An event on the Côte Bleue

An oursinade refers to a large tasting of sea urchins and shellfish in several communes on the Côte Bleue, which stretches from the north of Marseille to Martigues. The most popular oursinade is that of Carry-le-Rouet, a port village located about 30 kilometres from the city of Marseille.
The adoration of sea urchins by the inhabitants of Carry-le-Rouet dates back to 1952, when the first sea urchin tasting was organised in the calanque du Cap Rousset in Provence. Jean-Baptiste Grimaldi, mayor of the commune, received his weight in sea urchins from the fishermen. Since this event, the sea urchin has obtained its title of nobility, which it will never lose.
From 1960 onwards, the mayor officially introduced the day of the sea urchin. It takes place in February, which is a good time because the sea urchins are at their fullest. The main objective was to make this tradition known to as many people as possible.

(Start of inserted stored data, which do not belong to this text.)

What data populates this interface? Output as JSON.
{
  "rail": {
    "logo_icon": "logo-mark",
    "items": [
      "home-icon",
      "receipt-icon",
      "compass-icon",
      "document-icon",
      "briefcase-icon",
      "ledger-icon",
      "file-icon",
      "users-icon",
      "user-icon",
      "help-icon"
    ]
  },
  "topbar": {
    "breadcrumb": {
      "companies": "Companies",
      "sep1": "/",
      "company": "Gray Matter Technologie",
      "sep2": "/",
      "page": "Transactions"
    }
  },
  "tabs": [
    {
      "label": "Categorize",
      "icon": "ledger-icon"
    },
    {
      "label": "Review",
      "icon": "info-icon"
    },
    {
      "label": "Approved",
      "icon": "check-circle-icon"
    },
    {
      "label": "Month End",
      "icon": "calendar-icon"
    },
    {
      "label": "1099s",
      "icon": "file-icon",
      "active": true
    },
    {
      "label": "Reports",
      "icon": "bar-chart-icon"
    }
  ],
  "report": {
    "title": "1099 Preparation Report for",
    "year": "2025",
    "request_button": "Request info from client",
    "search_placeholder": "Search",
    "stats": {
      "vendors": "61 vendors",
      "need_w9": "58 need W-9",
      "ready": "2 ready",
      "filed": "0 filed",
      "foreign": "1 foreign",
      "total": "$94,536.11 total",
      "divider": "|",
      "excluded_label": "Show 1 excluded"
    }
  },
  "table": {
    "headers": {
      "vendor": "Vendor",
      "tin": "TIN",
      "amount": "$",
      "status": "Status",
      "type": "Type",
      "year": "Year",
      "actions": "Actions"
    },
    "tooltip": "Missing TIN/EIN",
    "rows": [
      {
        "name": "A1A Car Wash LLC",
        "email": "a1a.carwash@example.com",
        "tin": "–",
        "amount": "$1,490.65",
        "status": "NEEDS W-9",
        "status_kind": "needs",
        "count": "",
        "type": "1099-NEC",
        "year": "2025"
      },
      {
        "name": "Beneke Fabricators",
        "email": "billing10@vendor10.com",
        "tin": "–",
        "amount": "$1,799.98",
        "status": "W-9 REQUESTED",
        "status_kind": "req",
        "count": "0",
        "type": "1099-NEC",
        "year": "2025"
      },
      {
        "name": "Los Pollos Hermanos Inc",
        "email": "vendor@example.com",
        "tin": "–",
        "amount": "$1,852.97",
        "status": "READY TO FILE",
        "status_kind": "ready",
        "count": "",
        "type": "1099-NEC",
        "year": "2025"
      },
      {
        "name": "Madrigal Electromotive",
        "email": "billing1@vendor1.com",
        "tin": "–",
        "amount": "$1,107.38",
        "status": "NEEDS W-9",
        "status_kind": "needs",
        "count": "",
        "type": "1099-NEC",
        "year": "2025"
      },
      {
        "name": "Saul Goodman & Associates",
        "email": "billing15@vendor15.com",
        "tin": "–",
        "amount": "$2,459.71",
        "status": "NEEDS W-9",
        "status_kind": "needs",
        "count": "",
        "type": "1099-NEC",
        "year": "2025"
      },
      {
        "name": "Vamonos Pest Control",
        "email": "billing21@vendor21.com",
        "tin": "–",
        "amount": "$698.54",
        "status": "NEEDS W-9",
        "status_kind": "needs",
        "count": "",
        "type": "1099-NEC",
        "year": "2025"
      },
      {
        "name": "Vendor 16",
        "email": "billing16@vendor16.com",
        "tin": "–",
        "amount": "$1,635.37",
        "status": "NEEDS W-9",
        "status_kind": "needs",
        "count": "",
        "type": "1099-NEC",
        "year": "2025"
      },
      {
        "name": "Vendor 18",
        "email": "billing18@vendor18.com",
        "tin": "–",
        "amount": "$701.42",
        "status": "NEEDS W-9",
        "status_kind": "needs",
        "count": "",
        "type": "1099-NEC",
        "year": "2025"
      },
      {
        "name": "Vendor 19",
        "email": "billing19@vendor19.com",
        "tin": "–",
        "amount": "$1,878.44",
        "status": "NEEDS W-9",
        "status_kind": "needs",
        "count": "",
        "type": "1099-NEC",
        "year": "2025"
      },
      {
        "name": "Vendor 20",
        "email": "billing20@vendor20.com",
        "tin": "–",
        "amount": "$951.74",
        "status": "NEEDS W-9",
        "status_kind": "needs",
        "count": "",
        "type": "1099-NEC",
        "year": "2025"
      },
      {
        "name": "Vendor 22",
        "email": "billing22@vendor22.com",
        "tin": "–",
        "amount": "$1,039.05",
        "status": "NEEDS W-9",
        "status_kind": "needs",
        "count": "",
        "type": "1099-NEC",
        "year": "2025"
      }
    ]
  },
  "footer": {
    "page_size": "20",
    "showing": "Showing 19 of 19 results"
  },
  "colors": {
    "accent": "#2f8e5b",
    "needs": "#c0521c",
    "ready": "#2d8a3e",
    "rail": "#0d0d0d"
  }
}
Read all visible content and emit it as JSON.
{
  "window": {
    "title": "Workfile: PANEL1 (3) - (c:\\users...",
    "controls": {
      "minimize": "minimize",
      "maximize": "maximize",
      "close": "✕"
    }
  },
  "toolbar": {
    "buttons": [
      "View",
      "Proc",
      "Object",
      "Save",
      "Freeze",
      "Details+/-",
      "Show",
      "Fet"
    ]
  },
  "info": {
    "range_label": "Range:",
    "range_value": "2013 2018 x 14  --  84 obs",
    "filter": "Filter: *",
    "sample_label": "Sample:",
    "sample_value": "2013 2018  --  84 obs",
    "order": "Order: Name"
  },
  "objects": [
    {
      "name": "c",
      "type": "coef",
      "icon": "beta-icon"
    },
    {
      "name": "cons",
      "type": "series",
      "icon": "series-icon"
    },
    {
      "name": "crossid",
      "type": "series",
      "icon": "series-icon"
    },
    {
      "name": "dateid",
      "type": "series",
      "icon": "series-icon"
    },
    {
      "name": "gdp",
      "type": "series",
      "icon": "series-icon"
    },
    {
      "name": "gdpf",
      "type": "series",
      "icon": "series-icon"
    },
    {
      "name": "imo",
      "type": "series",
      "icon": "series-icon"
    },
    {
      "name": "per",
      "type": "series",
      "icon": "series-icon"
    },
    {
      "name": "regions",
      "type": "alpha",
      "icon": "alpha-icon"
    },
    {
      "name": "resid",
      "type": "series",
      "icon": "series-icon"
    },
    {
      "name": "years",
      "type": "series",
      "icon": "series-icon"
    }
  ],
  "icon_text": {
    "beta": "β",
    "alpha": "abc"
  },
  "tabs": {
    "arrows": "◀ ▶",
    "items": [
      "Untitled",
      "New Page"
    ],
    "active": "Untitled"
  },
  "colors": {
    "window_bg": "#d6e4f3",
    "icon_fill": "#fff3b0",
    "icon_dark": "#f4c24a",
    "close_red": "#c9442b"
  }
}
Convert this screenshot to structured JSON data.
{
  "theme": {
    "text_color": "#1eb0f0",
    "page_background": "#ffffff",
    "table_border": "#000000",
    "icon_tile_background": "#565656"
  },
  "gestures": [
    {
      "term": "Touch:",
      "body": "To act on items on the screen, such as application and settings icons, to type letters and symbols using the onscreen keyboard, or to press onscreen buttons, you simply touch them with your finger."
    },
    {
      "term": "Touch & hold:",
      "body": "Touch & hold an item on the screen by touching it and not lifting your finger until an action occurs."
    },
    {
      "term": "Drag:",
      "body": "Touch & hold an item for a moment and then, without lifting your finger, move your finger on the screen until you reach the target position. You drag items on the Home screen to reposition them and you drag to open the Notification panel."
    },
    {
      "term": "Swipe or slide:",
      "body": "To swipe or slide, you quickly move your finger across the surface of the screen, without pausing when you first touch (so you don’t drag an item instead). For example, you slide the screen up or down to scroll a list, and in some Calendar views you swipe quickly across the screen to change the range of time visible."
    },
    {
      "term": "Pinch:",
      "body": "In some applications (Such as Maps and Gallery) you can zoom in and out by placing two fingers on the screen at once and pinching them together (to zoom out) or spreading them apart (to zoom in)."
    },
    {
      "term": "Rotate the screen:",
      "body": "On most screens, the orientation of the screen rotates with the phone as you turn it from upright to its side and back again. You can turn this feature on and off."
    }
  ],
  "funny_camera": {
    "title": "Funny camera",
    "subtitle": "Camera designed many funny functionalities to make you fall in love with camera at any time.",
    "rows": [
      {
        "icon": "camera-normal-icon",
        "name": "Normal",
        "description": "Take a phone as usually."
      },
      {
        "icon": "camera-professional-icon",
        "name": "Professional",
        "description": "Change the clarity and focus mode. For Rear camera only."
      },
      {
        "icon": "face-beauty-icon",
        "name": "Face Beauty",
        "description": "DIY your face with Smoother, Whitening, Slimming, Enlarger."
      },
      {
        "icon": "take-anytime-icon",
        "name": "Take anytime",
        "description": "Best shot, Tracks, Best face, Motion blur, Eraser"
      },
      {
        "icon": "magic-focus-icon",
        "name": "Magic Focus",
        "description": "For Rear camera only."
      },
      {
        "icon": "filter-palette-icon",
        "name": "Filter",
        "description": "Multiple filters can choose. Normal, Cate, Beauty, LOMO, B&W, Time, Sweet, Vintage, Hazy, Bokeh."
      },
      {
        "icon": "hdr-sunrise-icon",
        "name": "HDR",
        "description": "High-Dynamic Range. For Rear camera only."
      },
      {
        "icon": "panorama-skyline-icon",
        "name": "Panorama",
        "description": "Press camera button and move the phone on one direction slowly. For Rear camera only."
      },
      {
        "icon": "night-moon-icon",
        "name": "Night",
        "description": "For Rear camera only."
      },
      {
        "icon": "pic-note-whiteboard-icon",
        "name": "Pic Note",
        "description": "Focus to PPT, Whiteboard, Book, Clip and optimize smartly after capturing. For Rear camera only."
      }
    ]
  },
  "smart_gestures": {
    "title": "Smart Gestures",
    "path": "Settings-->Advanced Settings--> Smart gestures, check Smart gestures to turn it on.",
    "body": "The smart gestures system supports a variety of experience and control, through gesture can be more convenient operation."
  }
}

About ten years later, in the 1970s, the sea urchin festival was transformed into the ‘sea urchin month’. This popular festival takes place during the first three Sundays of February on the port of Carry-le-Rouet. Several stands welcome you with trays of freshly caught sea urchins and shellfish. Musical and dancing animations are also organised to celebrate the urchin festival. With family or friends, this is an opportunity to savour this seafood served on a platter while enjoying a friendly atmosphere.

Regulated fishing

Like many seafood products, sea urchin fishing is subject to relatively strict regulations. For the southern French departments near the Mediterranean (Bouches-du-Rhône, Var and Alpes-Maritimes), fishing is authorised, but individuals must respect certain rules:
– Sea urchin fishing is only open from November 1st to April 15th (outside this period, it is strictly forbidden to fish for sea urchins);
– The minimum size of the urchin is 5 centimetres, without taking into account the spines;
– For fishing on foot or underwater, the harvest cannot exceed 4 dozen urchins per fisherman and per day;
– On board a boat or a pleasure boat, it is forbidden to harvest more than 4 dozen sea urchins per fisherman per day with a maximum of 10 dozen in total per boat.
The urchin fishing period is precisely delimited in order to preserve the species during its reproduction period. If these rules are not complied with, the offence is punishable by a fine of up to 22,500 euros. All equipment used to harvest the sea urchins can also be seized.

Eating sea urchins

Sea urchins are usually opened with scissors and eaten feet first in the water. To remove the impurities surrounding the gonads (reproductive glands), the sea urchins are shaken firmly. These ‘sea chestnuts’ are traditionally eaten plain, without adding any sauce. In this case, the meats are picked up directly with a piece of bread. Sea urchins can also be eaten with a spoon, with a twist of lemon, or as a slice of bread on a buttered rusk for extra flavour.

Many recipes exist to highlight the Mediterranean coral such as brouillade, omelette, pancakes or soufflé. Several restaurants in Marseille offer sea urchins on their menus during the authorised fishing period (Pierrot Coquillages, L’Avant-Cour, La Cantine de l’Écailler…). There is no doubt that your taste buds will be solicited to discover this Provencal dish.